Dr. Mark Kristmanson, National Capital Commission CEO, John Baird, minister of foreign affairs, and Russell Mills, NCC board chair, arrive at a press conference at the Lester B. Pearson building in Ottawa, Ont. on Feb. 3, 2014. Darren Brown/Ottawa Sun/QMI Agency
No one knows how this spat between the city and National Capital Commission will play out but it’s the first time during the western LRT work that there is some serious doubt about the future of extending rail past Tunney’s Pasture.
Even Mayor Jim Watson said the entire second phase — which formed the cornerstone of his re-election campaign — is in jeopardy if the western LRT can’t cut across federal land the way the city wants it to.
That would effectively stymie two western lines: One to Algonquin College and another to Bayshore Shopping Centre.
Watson pulled no punches in a scrum with reporters today. He (again) criticized the unelected makeup of the NCC board and slammed it for making a decision in secret. He wonders why the federal Conservatives don’t like the city’s transit plans and he suggests LRT should be a ballot question for Ottawa voters in the 2015 federal election.

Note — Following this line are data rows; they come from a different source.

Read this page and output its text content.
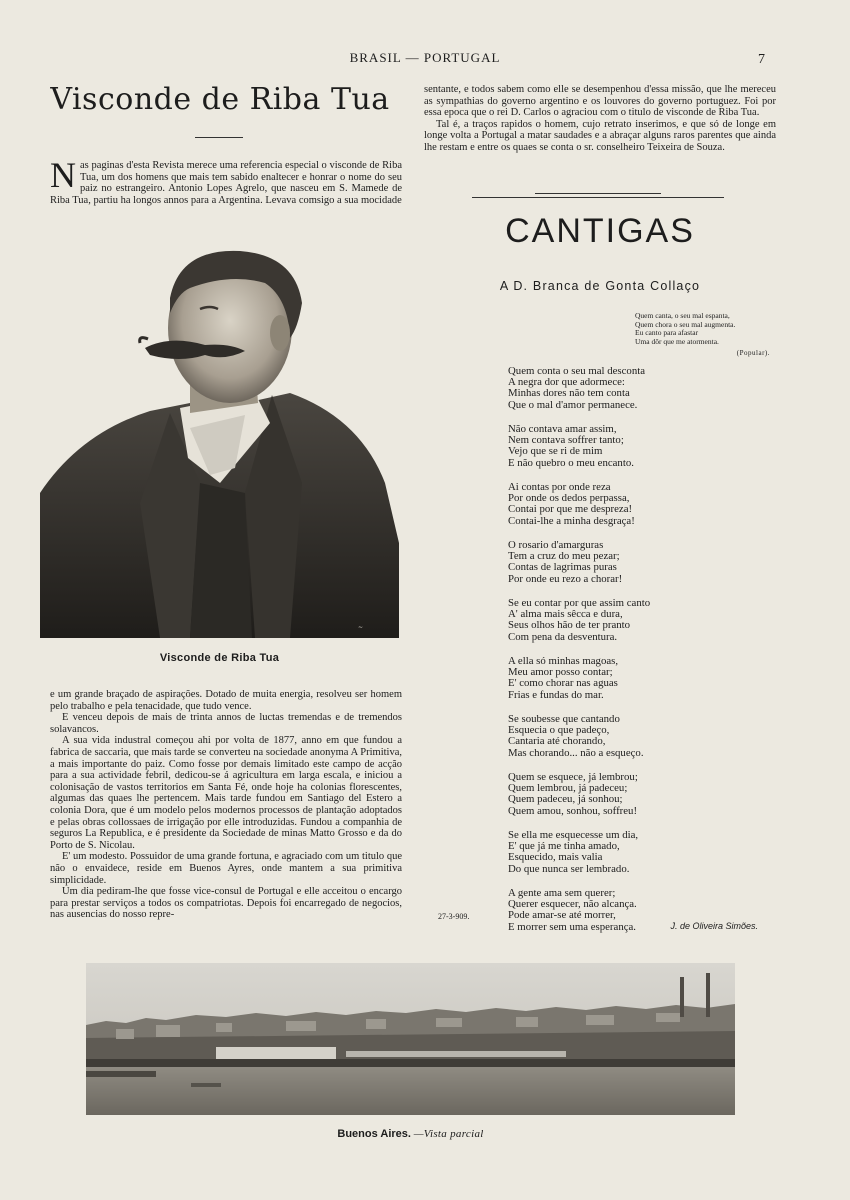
BRASIL — PORTUGAL	7
Visconde de Riba Tua

Nas paginas d'esta Revista merece uma referencia especial o visconde de Riba Tua, um dos homens que mais tem sabido enaltecer e honrar o nome do seu paiz no estrangeiro. Antonio Lopes Agrelo, que nasceu em S. Mamede de Riba Tua, partiu ha longos annos para a Argentina. Levava comsigo a sua mocidade

~
Visconde de Riba Tua

e um grande braçado de aspirações. Dotado de muita energia, resolveu ser homem pelo trabalho e pela tenacidade, que tudo vence.

E venceu depois de mais de trinta annos de luctas tremendas e de tremendos solavancos.

A sua vida industral começou ahi por volta de 1877, anno em que fundou a fabrica de saccaria, que mais tarde se converteu na sociedade anonyma A Primitiva, a mais importante do paiz. Como fosse por demais limitado este campo de acção para a sua actividade febril, dedicou-se á agricultura em larga escala, e iniciou a colonisação de vastos territorios em Santa Fé, onde hoje ha colonias florescentes, algumas das quaes lhe pertencem. Mais tarde fundou em Santiago del Estero a colonia Dora, que é um modelo pelos modernos processos de plantação adoptados e pelas obras collossaes de irrigação por elle introduzidas. Fundou a companhia de seguros La Republica, e é presidente da Sociedade de minas Matto Grosso e da do Porto de S. Nicolau.

E' um modesto. Possuidor de uma grande fortuna, e agraciado com um titulo que não o envaidece, reside em Buenos Ayres, onde mantem a sua primitiva simplicidade.

Um dia pediram-lhe que fosse vice-consul de Portugal e elle acceitou o encargo para prestar serviços a todos os compatriotas. Depois foi encarregado de negocios, nas ausencias do nosso repre-

sentante, e todos sabem como elle se desempenhou d'essa missão, que lhe mereceu as sympathias do governo argentino e os louvores do governo portuguez. Foi por essa epoca que o rei D. Carlos o agraciou com o titulo de visconde de Riba Tua.

Tal é, a traços rapidos o homem, cujo retrato inserimos, e que só de longe em longe volta a Portugal a matar saudades e a abraçar alguns raros parentes que ainda lhe restam e entre os quaes se conta o sr. conselheiro Teixeira de Souza.

CANTIGAS
A D. Branca de Gonta Collaço
Quem canta, o seu mal espanta,
Quem chora o seu mal augmenta.
Eu canto para afastar
Uma dôr que me atormenta.
(Popular).
Quem conta o seu mal desconta
A negra dor que adormece:
Minhas dores não tem conta
Que o mal d'amor permanece.
Não contava amar assim,
Nem contava soffrer tanto;
Vejo que se ri de mim
E não quebro o meu encanto.
Ai contas por onde reza
Por onde os dedos perpassa,
Contai por que me despreza!
Contai-lhe a minha desgraça!
O rosario d'amarguras
Tem a cruz do meu pezar;
Contas de lagrimas puras
Por onde eu rezo a chorar!
Se eu contar por que assim canto
A' alma mais sêcca e dura,
Seus olhos hão de ter pranto
Com pena da desventura.
A ella só minhas magoas,
Meu amor posso contar;
E' como chorar nas aguas
Frias e fundas do mar.
Se soubesse que cantando
Esquecia o que padeço,
Cantaria até chorando,
Mas chorando... não a esqueço.
Quem se esquece, já lembrou;
Quem lembrou, já padeceu;
Quem padeceu, já sonhou;
Quem amou, sonhou, soffreu!
Se ella me esquecesse um dia,
E' que já me tinha amado,
Esquecido, mais valia
Do que nunca ser lembrado.
A gente ama sem querer;
Querer esquecer, não alcança.
Pode amar-se até morrer,
E morrer sem uma esperança.
27-3-909.
J. de Oliveira Simões.
Buenos Aires. —Vista parcial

The discussions between the city and the NCC will continue.
I had a chat tonight with Mark Kristmanson, CEO of the NCC. He has two meetings scheduled with the city next week, including a meeting with city manager Kent Kirkpatrick.
The analysis the NCC did on the city’s LRT info will likely be part of those discussions.
“We obviously have very different understandings about the data and western light rail,” Kristmanson said.
As for Watson’s allegations the NCC is operating in secret, Kristmanson said the board had to meet in-camera on LRT because it involved land issues and proprietary information.
“I’m reluctant to get into a process struggle over this,” Kristmanson said.
Kristmanson likes that Watson brought up the need for discussions with local stakeholders and board members. It sounds like it’s something Kristmanson been wanting to pursue even outside the western LRT issue.
But the relationship between the NCC and city is now called back into question after what seemed like some very good months of co-operation and softened rhetoric.
For example, the two sides worked well together on the bus shuttle route to Lansdowne Park. And Kristmanson, who has only been on the job since February, has seemed to impress folks at City Hall.
So, now we wait to see who will budge on western LRT. The NCC seems to have a lot of the leverage. As always.